I am tring to find the variance of the integral $I=\int_0^T B_t^2 dt$.
I have found that $\mathbb{E}[I] = \int_0^T \mathbb{E}[B_t^2] dt = \frac{T^2}{2}$.
Since $\mathbb{E}[I^2] = \mathbb{E}[\int_0^T \int_0^T B_t^2 B_s^2 \ dt\ ds] = \int_0^T \int_0^T \mathbb{E}[B_t^2 B_s^2] \ dt \ ds$, I want to know the value of $\mathbb{E}\left[B_t^2 B_s^2\right]$.

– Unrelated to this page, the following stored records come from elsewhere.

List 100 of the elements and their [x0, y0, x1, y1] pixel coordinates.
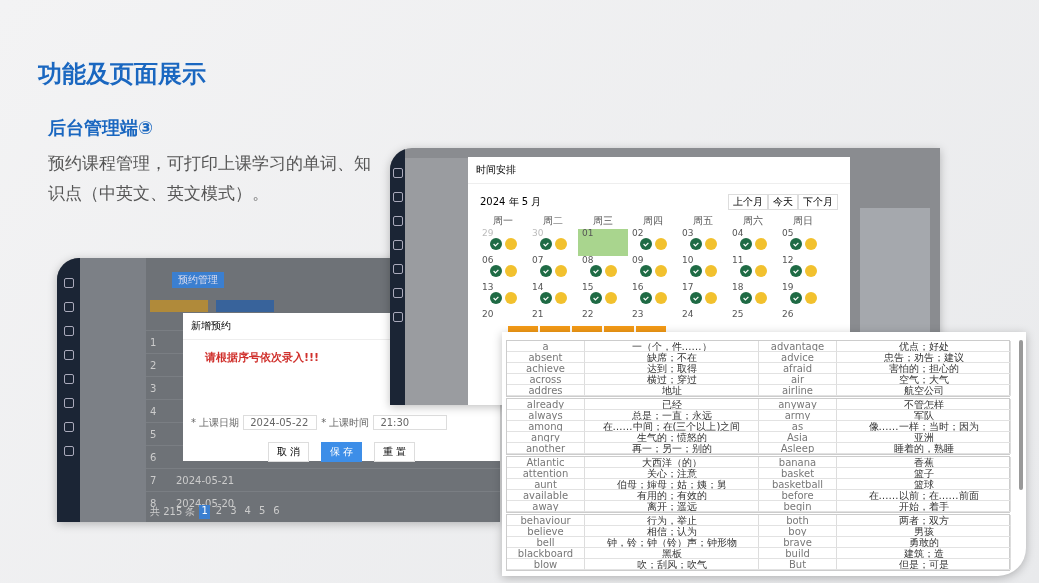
- table-cell: another: [507, 443, 585, 454]
- table-cell-text: 4: [149, 405, 158, 417]
- table-cell: basket: [759, 468, 837, 479]
- table-cell: 在……中间；在(三个以上)之间: [585, 421, 759, 432]
- table-cell: 行为，举止: [585, 515, 759, 526]
- circle-icon: [754, 238, 767, 250]
- calendar-day[interactable]: 15: [578, 283, 628, 310]
- input-field[interactable]: 2024-05-22: [243, 415, 318, 430]
- table-cell-text: 7: [149, 474, 158, 486]
- table-cell: Atlantic: [507, 457, 585, 468]
- table-cell: 不管怎样: [837, 399, 1011, 410]
- calendar-day[interactable]: 17: [678, 283, 728, 310]
- table-cell: 篮子: [837, 468, 1011, 479]
- calendar-day[interactable]: 01: [578, 229, 628, 256]
- table-cell: 横过；穿过: [585, 374, 759, 385]
- check-circle-icon: [539, 265, 552, 277]
- table-cell: 黑板: [585, 548, 759, 559]
- input-field[interactable]: 21:30: [373, 415, 448, 430]
- calendar-day[interactable]: 24: [678, 310, 728, 322]
- day-number: 14: [532, 283, 544, 292]
- day-number: 21: [532, 310, 544, 319]
- month-nav-button[interactable]: 下个月: [798, 194, 838, 210]
- page-button[interactable]: 1: [199, 505, 210, 519]
- check-circle-icon: [639, 238, 652, 250]
- table-cell: 两者；双方: [837, 515, 1011, 526]
- calendar-day[interactable]: 21: [528, 310, 578, 322]
- menu-icon[interactable]: [392, 264, 403, 274]
- table-cell: achieve: [507, 363, 585, 374]
- calendar-day[interactable]: 03: [678, 229, 728, 256]
- day-number: 01: [582, 229, 594, 238]
- calendar-day[interactable]: 07: [528, 256, 578, 283]
- calendar-day[interactable]: 14: [528, 283, 578, 310]
- calendar-day[interactable]: 16: [628, 283, 678, 310]
- check-circle-icon: [739, 238, 752, 250]
- calendar-day[interactable]: 26: [778, 310, 828, 322]
- calendar-day[interactable]: 19: [778, 283, 828, 310]
- weekday-label: 周一: [492, 214, 514, 228]
- table-cell: believe: [507, 526, 585, 537]
- menu-icon[interactable]: [63, 398, 74, 408]
- day-number: 22: [582, 310, 594, 319]
- calendar-day[interactable]: 11: [728, 256, 778, 283]
- menu-icon[interactable]: [392, 192, 403, 202]
- day-number: 07: [532, 256, 544, 265]
- table-cell: 害怕的；担心的: [837, 363, 1011, 374]
- calendar-day[interactable]: 06: [478, 256, 528, 283]
- calendar-day[interactable]: 23: [628, 310, 678, 322]
- circle-icon: [554, 238, 567, 250]
- table-cell: 相信；认为: [585, 526, 759, 537]
- circle-icon: [554, 265, 567, 277]
- table-cell: But: [759, 559, 837, 570]
- check-circle-icon: [739, 292, 752, 304]
- menu-icon[interactable]: [63, 422, 74, 432]
- day-number: 08: [582, 256, 594, 265]
- menu-icon[interactable]: [392, 240, 403, 250]
- table-cell: 吹；刮风；吹气: [585, 559, 759, 570]
- circle-icon: [604, 265, 617, 277]
- menu-icon[interactable]: [392, 216, 403, 226]
- day-number: 04: [732, 229, 744, 238]
- month-nav-button[interactable]: 上个月: [728, 194, 768, 210]
- menu-icon[interactable]: [63, 446, 74, 456]
- calendar-day[interactable]: 22: [578, 310, 628, 322]
- day-number: 11: [732, 256, 744, 265]
- table-cell-text: 2: [149, 359, 158, 371]
- table-cell: 像……一样；当时；因为: [837, 421, 1011, 432]
- month-nav-button[interactable]: 今天: [768, 194, 798, 210]
- day-number: 03: [682, 229, 694, 238]
- calendar-day[interactable]: 10: [678, 256, 728, 283]
- menu-icon[interactable]: [63, 326, 74, 336]
- calendar-day[interactable]: 13: [478, 283, 528, 310]
- menu-icon[interactable]: [392, 312, 403, 322]
- menu-icon[interactable]: [63, 302, 74, 312]
- day-number: 20: [482, 310, 494, 319]
- calendar-day[interactable]: 05: [778, 229, 828, 256]
- calendar-day[interactable]: 09: [628, 256, 678, 283]
- menu-icon[interactable]: [63, 350, 74, 360]
- calendar-day[interactable]: 02: [628, 229, 678, 256]
- table-cell: 航空公司: [837, 385, 1011, 396]
- calendar-day[interactable]: 12: [778, 256, 828, 283]
- table-cell: 香蕉: [837, 457, 1011, 468]
- calendar-day[interactable]: 18: [728, 283, 778, 310]
- calendar-day[interactable]: 04: [728, 229, 778, 256]
- table-cell: 开始，着手: [837, 501, 1011, 512]
- menu-icon[interactable]: [392, 288, 403, 298]
- menu-icon[interactable]: [63, 278, 74, 288]
- day-number: 02: [632, 229, 644, 238]
- calendar-day[interactable]: 08: [578, 256, 628, 283]
- menu-icon[interactable]: [63, 374, 74, 384]
- dialog-button[interactable]: 重 置: [374, 442, 416, 462]
- total-count: 共 215 条: [150, 506, 196, 519]
- check-circle-icon: [539, 238, 552, 250]
- calendar-day[interactable]: 25: [728, 310, 778, 322]
- table-cell: addres: [507, 385, 585, 396]
- slide-description: 预约课程管理，可打印上课学习的单词、知识点（中英文、英文模式）。: [48, 152, 372, 205]
- dialog-button[interactable]: 取 消: [267, 442, 309, 462]
- table-cell: 优点；好处: [837, 341, 1011, 352]
- menu-icon[interactable]: [392, 168, 403, 178]
- scrollbar[interactable]: [1019, 340, 1023, 490]
- day-number: 19: [782, 283, 794, 292]
- day-number: 29: [482, 229, 494, 238]
- check-circle-icon: [789, 238, 802, 250]
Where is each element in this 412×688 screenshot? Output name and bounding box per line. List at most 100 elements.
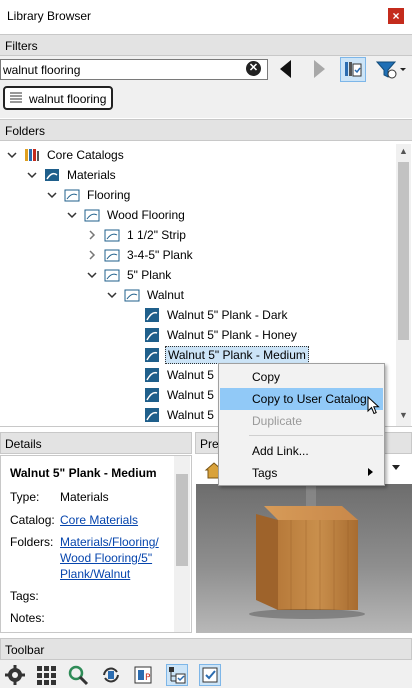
folders-header[interactable]: Folders	[0, 119, 412, 141]
tree-item[interactable]: Walnut 5	[126, 385, 216, 405]
chevron-down-icon[interactable]	[66, 209, 78, 221]
tree-item-label: Walnut 5" Plank - Honey	[167, 328, 297, 342]
notes-label: Notes:	[10, 611, 45, 625]
tree-item[interactable]: Walnut 5" Plank - Dark	[126, 305, 290, 325]
catalog-properties-button[interactable]: P	[133, 664, 155, 686]
tree-item[interactable]: 3-4-5" Plank	[86, 245, 195, 265]
gear-icon	[5, 665, 25, 685]
tree-scroll-thumb[interactable]	[398, 162, 409, 340]
lines-icon	[10, 92, 22, 103]
tags-label: Tags:	[10, 589, 39, 603]
chevron-down-icon[interactable]	[86, 269, 98, 281]
preview-dropdown-icon[interactable]	[392, 465, 400, 470]
menu-item-tags[interactable]: Tags	[220, 462, 383, 484]
tree-item[interactable]: Wood Flooring	[66, 205, 187, 225]
material-swatch-icon	[144, 387, 160, 403]
details-check-icon	[202, 667, 218, 683]
filter-menu-button[interactable]	[374, 58, 408, 82]
svg-text:P: P	[145, 673, 151, 683]
forward-arrow-icon[interactable]	[314, 60, 325, 78]
clear-search-icon[interactable]: ✕	[246, 61, 261, 76]
search-input[interactable]	[3, 62, 239, 77]
tree-item-label: Walnut 5" Plank - Dark	[167, 308, 288, 322]
toolbar-header[interactable]: Toolbar	[0, 638, 412, 660]
material-swatch-icon	[144, 327, 160, 343]
tree-item[interactable]: Core Catalogs	[6, 145, 126, 165]
refresh-button[interactable]	[100, 664, 122, 686]
menu-item-copy[interactable]: Copy	[220, 366, 383, 388]
filters-header-label: Filters	[5, 39, 38, 53]
folder-outline-icon	[64, 187, 80, 203]
tree-item[interactable]: Materials	[26, 165, 118, 185]
tag-chip-label: walnut flooring	[29, 92, 107, 106]
grid-view-button[interactable]	[35, 664, 57, 686]
chevron-right-icon[interactable]	[86, 229, 98, 241]
scroll-up-icon[interactable]: ▲	[398, 146, 409, 158]
material-swatch-icon	[144, 407, 160, 423]
tree-item[interactable]: 5" Plank	[86, 265, 173, 285]
menu-item-add-link-label: Add Link...	[252, 444, 309, 458]
tree-item[interactable]: Flooring	[46, 185, 132, 205]
tree-item-label: Flooring	[87, 188, 131, 202]
filter-toggle-button[interactable]	[340, 57, 366, 82]
material-swatch-icon	[144, 307, 160, 323]
tree-view-icon	[169, 667, 186, 684]
properties-icon: P	[134, 666, 152, 684]
tree-item[interactable]: Walnut 5	[126, 365, 216, 385]
menu-item-add-link[interactable]: Add Link...	[220, 440, 383, 462]
filters-header[interactable]: Filters	[0, 34, 412, 56]
search-icon	[68, 665, 89, 686]
details-header[interactable]: Details	[0, 432, 192, 454]
folder-outline-icon	[104, 247, 120, 263]
tree-item[interactable]: Walnut 5" Plank - Medium	[126, 345, 309, 365]
catalog-link[interactable]: Core Materials	[60, 513, 138, 527]
folders-link-line1[interactable]: Materials/Flooring/	[60, 535, 159, 549]
folders-link-line2[interactable]: Wood Flooring/5"	[60, 551, 152, 565]
menu-item-copy-to-user-catalog-label: Copy to User Catalog	[252, 392, 367, 406]
tree-item-label: 1 1/2" Strip	[127, 228, 186, 242]
details-header-label: Details	[5, 437, 42, 451]
folders-header-label: Folders	[5, 124, 46, 138]
chevron-right-icon[interactable]	[86, 249, 98, 261]
show-details-button[interactable]	[199, 664, 221, 686]
mouse-cursor-icon	[367, 396, 380, 415]
refresh-icon	[103, 667, 119, 683]
materials-folder-icon	[44, 167, 60, 183]
type-value: Materials	[60, 490, 109, 504]
folders-link-line3[interactable]: Plank/Walnut	[60, 567, 130, 581]
tree-item-label: Core Catalogs	[47, 148, 124, 162]
folder-outline-icon	[104, 267, 120, 283]
chevron-down-icon[interactable]	[26, 169, 38, 181]
tree-item[interactable]: Walnut	[106, 285, 186, 305]
details-scroll-thumb[interactable]	[176, 474, 188, 566]
close-button[interactable]: ×	[388, 8, 404, 24]
menu-item-copy-to-user-catalog[interactable]: Copy to User Catalog	[220, 388, 383, 410]
title-bar: Library Browser	[0, 0, 412, 34]
catalog-label: Catalog:	[10, 513, 55, 527]
folder-outline-icon	[124, 287, 140, 303]
show-folders-button[interactable]	[166, 664, 188, 686]
window-title: Library Browser	[7, 9, 92, 23]
tree-item-label: Walnut 5	[167, 368, 214, 382]
search-library-button[interactable]	[67, 664, 89, 686]
settings-button[interactable]	[4, 664, 26, 686]
scroll-down-icon[interactable]: ▼	[398, 410, 409, 422]
chevron-down-icon[interactable]	[106, 289, 118, 301]
search-box[interactable]	[0, 59, 268, 80]
tag-chip[interactable]: walnut flooring	[3, 86, 113, 110]
back-arrow-icon[interactable]	[280, 60, 291, 78]
chevron-down-icon[interactable]	[6, 149, 18, 161]
tree-item[interactable]: Walnut 5	[126, 405, 216, 425]
tree-item[interactable]: Walnut 5" Plank - Honey	[126, 325, 299, 345]
tree-item[interactable]: 1 1/2" Strip	[86, 225, 188, 245]
material-swatch-icon	[144, 347, 160, 363]
folder-outline-icon	[84, 207, 100, 223]
context-menu: Copy Copy to User Catalog Duplicate Add …	[218, 363, 385, 486]
chevron-down-icon[interactable]	[46, 189, 58, 201]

For $s<t$ we have $EB_t^{2}B_s^{2}=E((B_t-B_s)+B_s)^{2}B_s^{2}=E((B_t-B_s))^{2}B_s^{2}+EB_s^{4}$ since $E((B_t-B_s)B_s)B_s^{2}E((B_t-B_s)) EB_s^{3}=0$. So $EB_t^{2}B_s^{2}=E((B_t-B_s))^{2}EB_s^{2}+EB_s^{4}=(t-s) s+EB_s^{4}$. $EB_s^{4}=s^{2}m_4$ where $m_4$ is the 4th moment of the standard normal distribution.